After two months of stability, wholesale potato prices on the Moldovan market started to decline one week before the important winter holidays. At the beginning of the week, the average price level was 7 MDL/kg (0.31/kg), down roughly 1 MDL/kg, according to EastFruit.
In New Year’s Eve week, the decrease persists, although slowly. But since mid-December, potato retail prices have been rising by 3-5% both in-store and, more noticeably, in-market. While this is going on, the price range for potatoes sold to “consumers” is 9–13 MDL/kg, which is nearly twice as expensive as the prices sold to wholesalers.
The owners of the fruit and vegetable businesses in Moldova contend that a decline in demand is the primary cause of the huge “price difference.” Many urban residents travel to rural areas or abroad for the winter holidays. They have seen that during the previous few years, more winter visitors have left the country than arrived.
In addition, labor migrants who came home for the New Year’s holiday with their families also spent the season more frequently in villages.

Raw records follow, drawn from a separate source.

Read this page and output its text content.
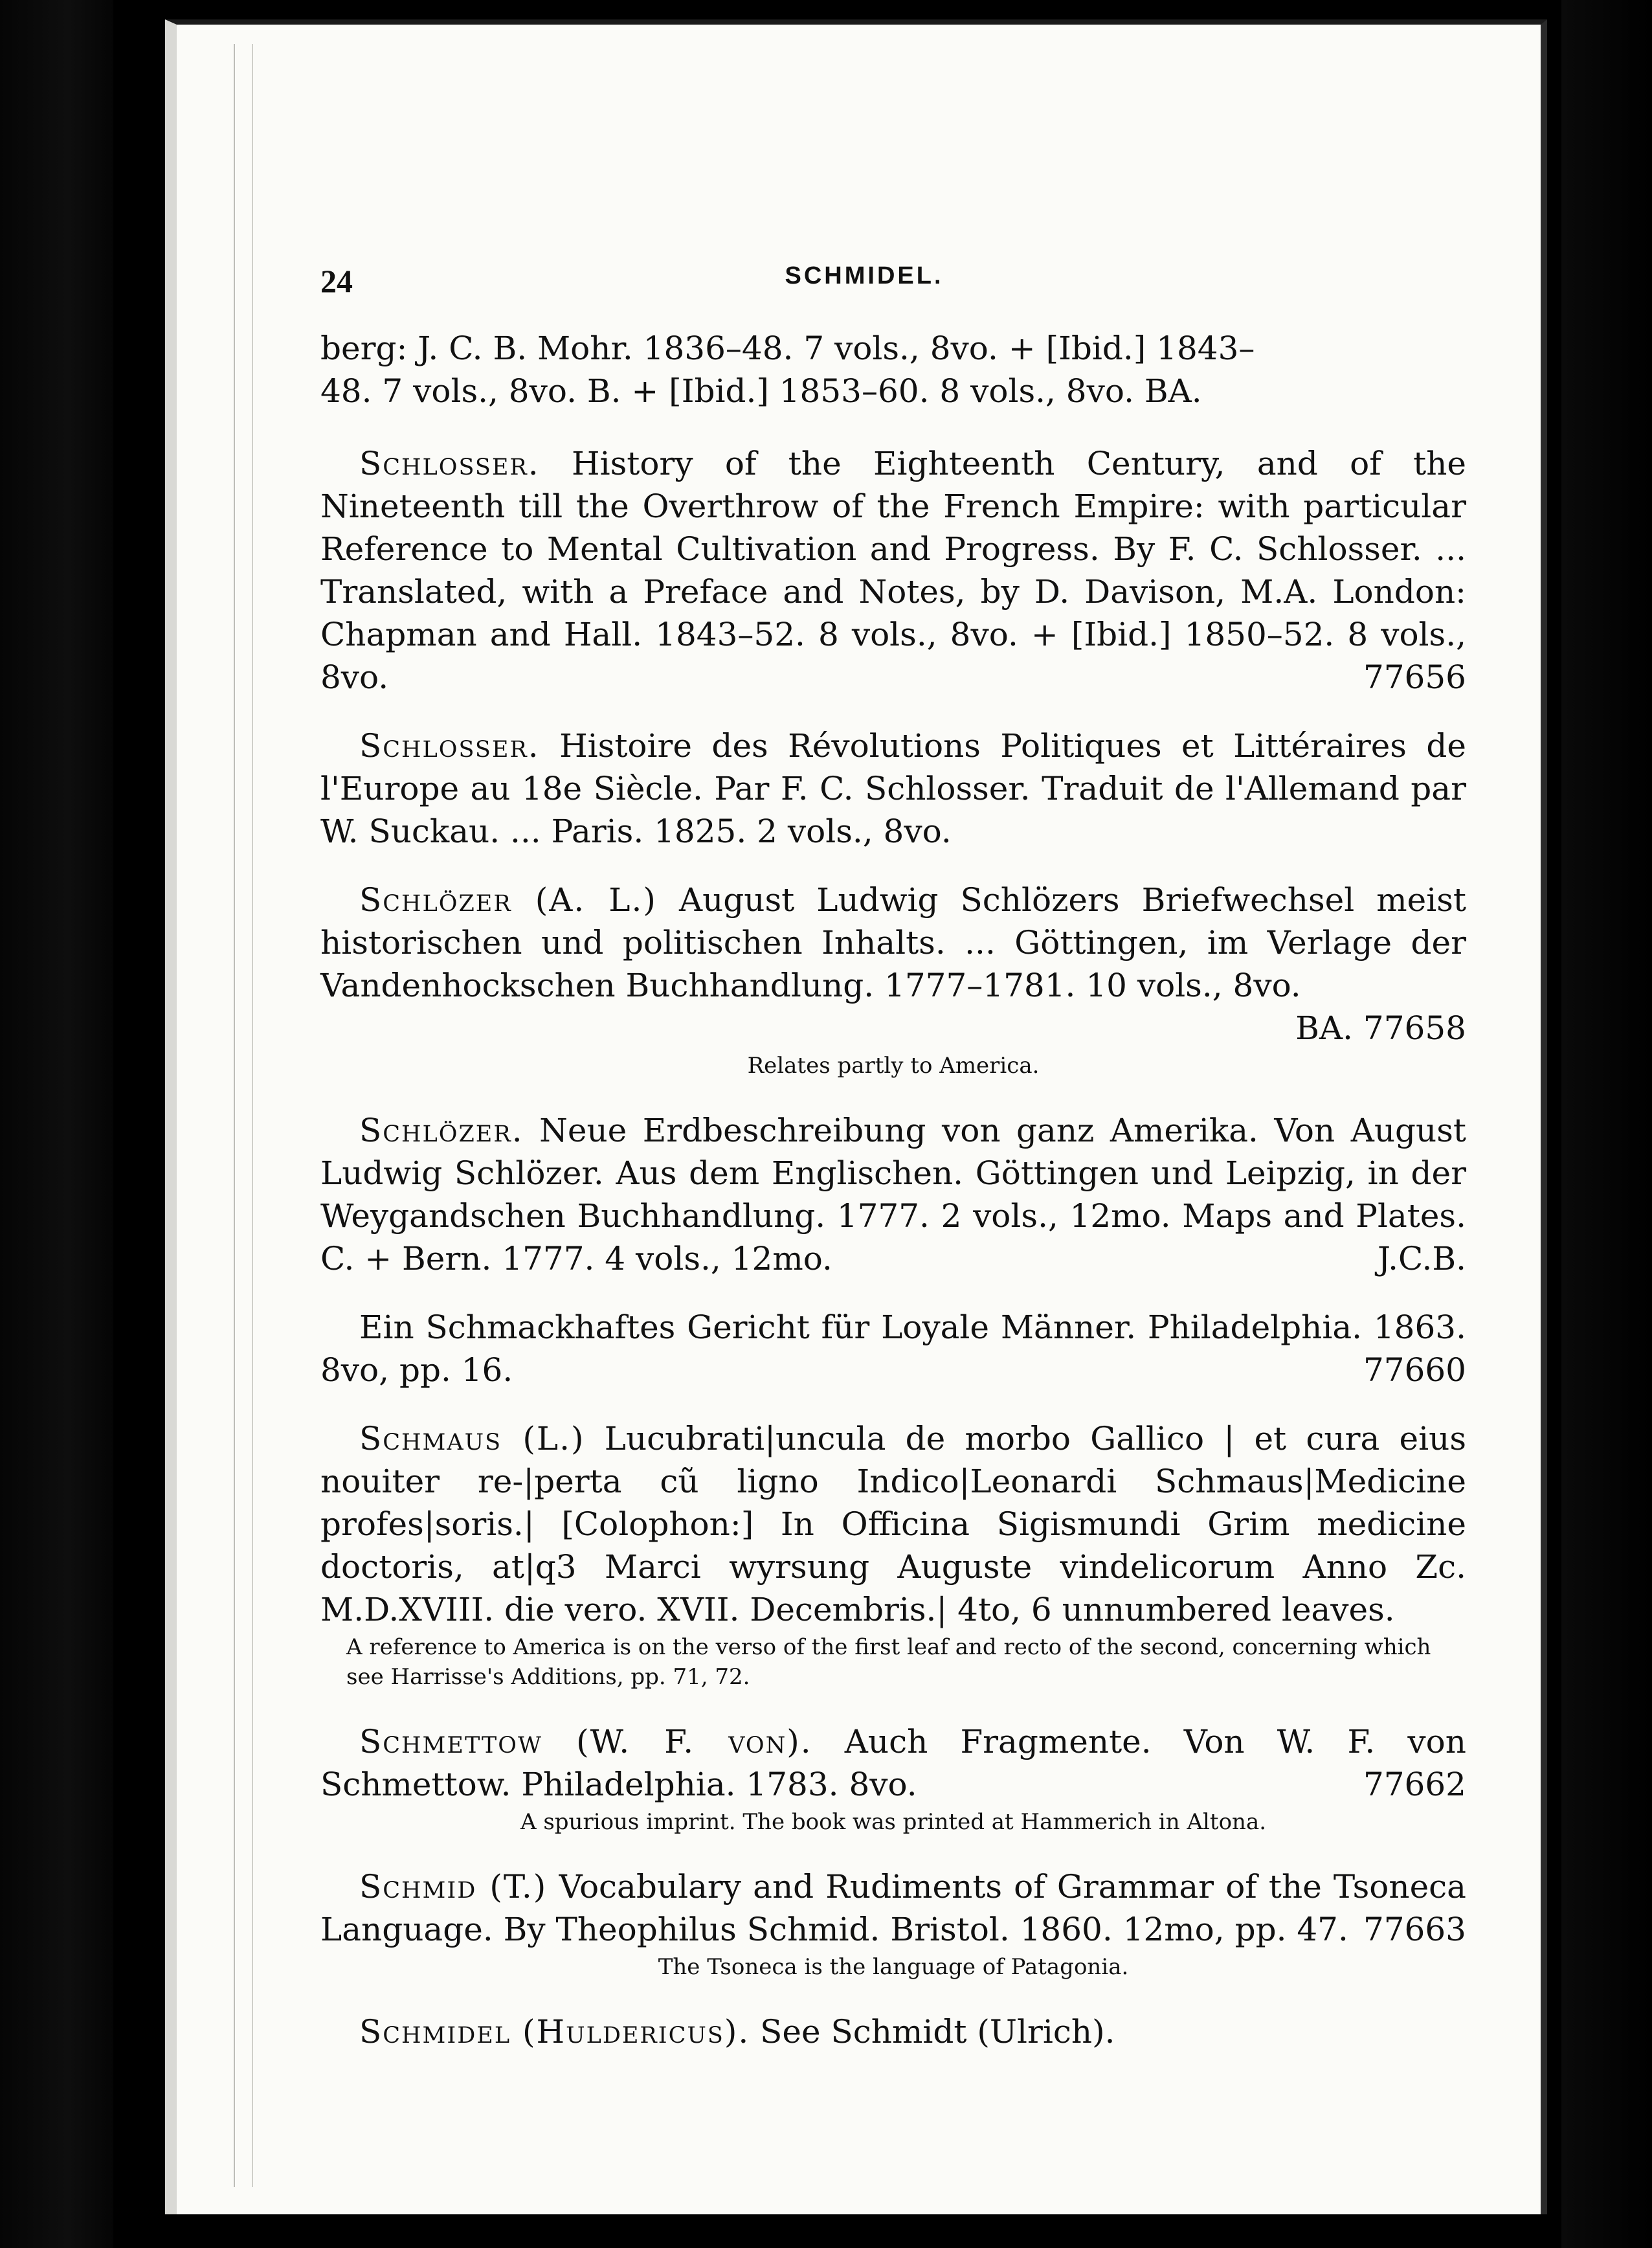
24	SCHMIDEL.
berg: J. C. B. Mohr. 1836–48. 7 vols., 8vo. + [Ibid.] 1843–
48. 7 vols., 8vo. B. + [Ibid.] 1853–60. 8 vols., 8vo. BA.
Schlosser. History of the Eighteenth Century, and of the Nineteenth till the Overthrow of the French Empire: with particular Reference to Mental Cultivation and Progress. By F. C. Schlosser. ... Translated, with a Preface and Notes, by D. Davison, M.A. London: Chapman and Hall. 1843–52. 8 vols., 8vo. + [Ibid.] 1850–52. 8 vols., 8vo.	77656
Schlosser. Histoire des Révolutions Politiques et Littéraires de l'Europe au 18e Siècle. Par F. C. Schlosser. Traduit de l'Allemand par W. Suckau. ... Paris. 1825. 2 vols., 8vo.
Schlözer (A. L.) August Ludwig Schlözers Briefwechsel meist historischen und politischen Inhalts. ... Göttingen, im Verlage der Vandenhockschen Buchhandlung. 1777–1781. 10 vols., 8vo.
BA. 77658
Relates partly to America.
Schlözer. Neue Erdbeschreibung von ganz Amerika. Von August Ludwig Schlözer. Aus dem Englischen. Göttingen und Leipzig, in der Weygandschen Buchhandlung. 1777. 2 vols., 12mo. Maps and Plates. C. + Bern. 1777. 4 vols., 12mo.	J.C.B.
Ein Schmackhaftes Gericht für Loyale Männer. Philadelphia. 1863. 8vo, pp. 16.	77660
Schmaus (L.) Lucubrati|uncula de morbo Gallico | et cura eius nouiter re-|perta cũ ligno Indico|Leonardi Schmaus|Medicine profes|soris.| [Colophon:] In Officina Sigismundi Grim medicine doctoris, at|q3 Marci wyrsung Auguste vindelicorum Anno Zc. M.D.XVIII. die vero. XVII. Decembris.| 4to, 6 unnumbered leaves.
A reference to America is on the verso of the first leaf and recto of the second, concerning which see Harrisse's Additions, pp. 71, 72.
Schmettow (W. F. von). Auch Fragmente. Von W. F. von Schmettow. Philadelphia. 1783. 8vo.	77662
A spurious imprint. The book was printed at Hammerich in Altona.
Schmid (T.) Vocabulary and Rudiments of Grammar of the Tsoneca Language. By Theophilus Schmid. Bristol. 1860. 12mo, pp. 47. 77663
The Tsoneca is the language of Patagonia.
Schmidel (Huldericus). See Schmidt (Ulrich).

Urban customers are becoming fewer, which has a negative impact on the demand for fundamental daily food items like potatoes and vegetables from the “borsch set.”
Moreover, consumers of all economic levels are attempting to purchase more “festive” meals.
Meanwhile, the marketing ploy of “offering less but more costly” is causing retail prices to rise. Potatoes’ historical position as the fruit and vegetable department’s least expensive item appears to have contributed to this development. Compared to, say, carrots and onions, they have a larger “price growth potential.”
In the previous five years, wholesale potato prices only increased this year and in 2020 in light of the winter festivities. Both years were ridden with great crises: one was a pandemic, the other was a war one. With extremely idle imports, both are dry and lean.
The Moldovan market, where potatoes are among the most costly in the area, will still get a relatively tiny amount of potato imports from the EU and Ukraine in December 2022—tens of tonnes per week. Even these levels, though, “placed pressure on wholesale pricing.